Doch nicht immer war Gold ein Renditegarant. In den 1980er-Jahren fiel der Goldpreis nach einem Höhepunkt von 665 US-Dollar wieder über Jahrzehnte hinweg. Inflationsbereinigt erreichte er 1980 einen Wert von fast 2.500 US-Dollar – ein Niveau, das erst im Sommer 2024 wieder überschritten wurde. Auch nach der Finanzkrise dauerte es fast zehn Jahre, bis die Höchststände aus dem Jahr 2011 erneut erreicht wurden.
Wie sollten Anleger jetzt auf die Goldpreisentwicklung reagieren?
Für viele Anleger stellt sich die Frage: Ist jetzt der richtige Zeitpunkt zum Einstieg oder zur Gewinnmitnahme? Kurzfristige Rücksetzer – wie aktuell – bieten eine Gelegenheit, sich günstiger zu positionieren. Viele Experten sehen den langfristigen Aufwärtstrend weiterhin intakt. Gründe dafür sind unter anderem die hohe Verschuldung vieler Industrieländer, geopolitische Unsicherheiten und ein abnehmendes Vertrauen in den US-Dollar. Auch die Herabstufung der US-Kreditwürdigkeit durch Moody’s – von AAA auf AA1 – könnte das Vertrauen in Papiergeld weiter schwächen und Gold stützen.
Allerdings gibt es auch Gegenargumente: Rund die Hälfte der globalen Goldproduktion wird für Schmuck verwendet – eine Nachfrage, die bei hohen Preisen tendenziell sinkt. Zudem beobachten Rohstoffexperten das Verhältnis von Gold- zu Silberpreis. Aktuell liegt es bei 99, während der langfristige Durchschnitt bei etwa 65 liegt – ein Indiz für eine Überbewertung von Gold gegenüber Silber.
Goldpreis bleibt im Spannungsfeld der Märkte
Der Goldpreis steht im Spannungsfeld zwischen geopolitischen Risiken, US-Zinspolitik und makroökonomischen Unsicherheiten.
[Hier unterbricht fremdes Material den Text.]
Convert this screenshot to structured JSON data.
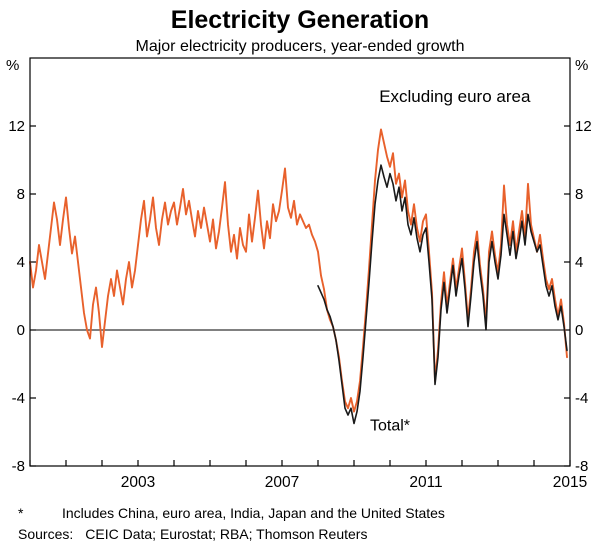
{
  "header": {
    "title": "Electricity Generation",
    "subtitle": "Major electricity producers, year-ended growth"
  },
  "footnotes": {
    "asterisk": "*",
    "footnote": "Includes China, euro area, India, Japan and the United States",
    "sources_label": "Sources:",
    "sources": "CEIC Data; Eurostat; RBA; Thomson Reuters"
  },
  "chart_data": {
    "type": "line",
    "title": "Electricity Generation",
    "subtitle": "Major electricity producers, year-ended growth",
    "ylabel_left": "%",
    "ylabel_right": "%",
    "ylim": [
      -8,
      16
    ],
    "yticks": [
      -8,
      -4,
      0,
      4,
      8,
      12
    ],
    "xlim": [
      2000,
      2015
    ],
    "xticks": [
      2003,
      2007,
      2011,
      2015
    ],
    "grid": false,
    "zero_line": true,
    "legend_position": "annotations-inline",
    "annotations": [
      {
        "text": "Excluding euro area",
        "x": 2011.8,
        "y": 13.4,
        "color": "#E8612C",
        "anchor": "middle",
        "size": 17
      },
      {
        "text": "Total*",
        "x": 2010.0,
        "y": -5.9,
        "color": "#000000",
        "anchor": "middle",
        "size": 16
      }
    ],
    "series": [
      {
        "name": "Excluding euro area",
        "color": "#E8612C",
        "x_start": 2000.0,
        "x_step": 0.083333,
        "values": [
          4.0,
          2.5,
          3.5,
          5.0,
          4.0,
          3.0,
          4.5,
          6.0,
          7.5,
          6.5,
          5.0,
          6.5,
          7.8,
          6.0,
          4.5,
          5.5,
          4.0,
          2.5,
          1.0,
          0.0,
          -0.5,
          1.5,
          2.5,
          1.0,
          -1.0,
          0.5,
          2.0,
          3.0,
          2.0,
          3.5,
          2.5,
          1.5,
          3.0,
          4.0,
          2.5,
          3.5,
          5.0,
          6.5,
          7.6,
          5.5,
          6.5,
          7.8,
          6.0,
          5.0,
          6.5,
          7.5,
          6.2,
          7.0,
          7.5,
          6.2,
          7.2,
          8.3,
          6.8,
          7.6,
          6.5,
          5.5,
          7.0,
          6.0,
          7.2,
          6.2,
          5.2,
          6.5,
          4.8,
          5.8,
          7.2,
          8.7,
          6.2,
          4.6,
          5.6,
          4.2,
          6.0,
          5.0,
          4.6,
          6.8,
          5.2,
          6.6,
          8.2,
          6.2,
          4.8,
          6.4,
          5.4,
          7.4,
          6.4,
          7.0,
          8.2,
          9.5,
          7.2,
          6.6,
          7.6,
          6.2,
          6.8,
          6.4,
          6.0,
          6.2,
          5.6,
          5.2,
          4.6,
          3.2,
          2.4,
          1.2,
          0.6,
          0.2,
          -0.6,
          -1.6,
          -3.0,
          -4.2,
          -4.6,
          -4.0,
          -4.8,
          -4.2,
          -3.0,
          -1.0,
          1.2,
          3.6,
          6.2,
          8.8,
          10.6,
          11.8,
          11.0,
          10.2,
          9.6,
          10.4,
          8.6,
          9.2,
          7.8,
          8.8,
          7.0,
          6.2,
          7.4,
          6.0,
          5.2,
          6.4,
          6.8,
          4.6,
          2.2,
          -3.0,
          -1.2,
          1.6,
          3.4,
          1.4,
          2.8,
          4.2,
          2.4,
          3.6,
          4.8,
          2.8,
          0.6,
          2.4,
          4.6,
          5.8,
          3.8,
          2.4,
          0.4,
          4.6,
          5.8,
          4.4,
          3.4,
          5.0,
          8.5,
          6.2,
          5.0,
          6.4,
          4.6,
          5.8,
          7.0,
          5.4,
          8.6,
          6.2,
          5.4,
          4.6,
          5.6,
          4.2,
          3.0,
          2.4,
          3.0,
          1.8,
          0.8,
          1.8,
          0.4,
          -1.6
        ]
      },
      {
        "name": "Total*",
        "color": "#1a1a1a",
        "x_start": 2008.0,
        "x_step": 0.083333,
        "values": [
          2.6,
          2.2,
          1.8,
          1.2,
          0.8,
          0.2,
          -0.6,
          -1.8,
          -3.2,
          -4.6,
          -5.0,
          -4.6,
          -5.5,
          -4.8,
          -3.6,
          -1.6,
          0.6,
          2.8,
          5.2,
          7.4,
          8.8,
          9.7,
          9.0,
          8.4,
          9.2,
          8.6,
          7.6,
          8.4,
          7.0,
          7.8,
          6.2,
          5.6,
          6.6,
          5.4,
          4.6,
          5.6,
          6.0,
          4.0,
          1.8,
          -3.2,
          -1.6,
          1.2,
          2.8,
          1.0,
          2.4,
          3.8,
          2.0,
          3.2,
          4.2,
          2.4,
          0.2,
          2.0,
          4.0,
          5.2,
          3.4,
          2.0,
          0.0,
          4.0,
          5.2,
          4.0,
          3.0,
          4.4,
          6.8,
          5.6,
          4.4,
          5.8,
          4.2,
          5.2,
          6.4,
          5.0,
          6.8,
          5.8,
          5.2,
          4.6,
          5.0,
          3.8,
          2.6,
          2.0,
          2.6,
          1.4,
          0.6,
          1.4,
          0.2,
          -1.2
        ]
      }
    ]
  }
}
Kurzfristige Rücksetzer gehören in einem volatilen Umfeld dazu – der übergeordnete Trend zeigt aber weiterhin nach oben. Anleger sollten Rückgänge unter die Unterstützungszonen zwischen 3.300 und 3.285 US-Dollar als potenzielle Kaufgelegenheiten betrachten. Ein Anstieg über die Marke von 3.400 US-Dollar könnte den nächsten Schub in Richtung Allzeithoch einleiten.
Wer in den Goldkurs investieren möchte, sollte sich jedoch nicht nur vom kurzfristigen Momentum leiten lassen, sondern die eigene Risikostrategie klar definieren. Die Goldpreis-Entwicklung der Vergangenheit zeigt: Gold ist kein Selbstläufer – aber in unsicheren Zeiten ein wertvoller Bestandteil jeder strategischen Vermögensallokation.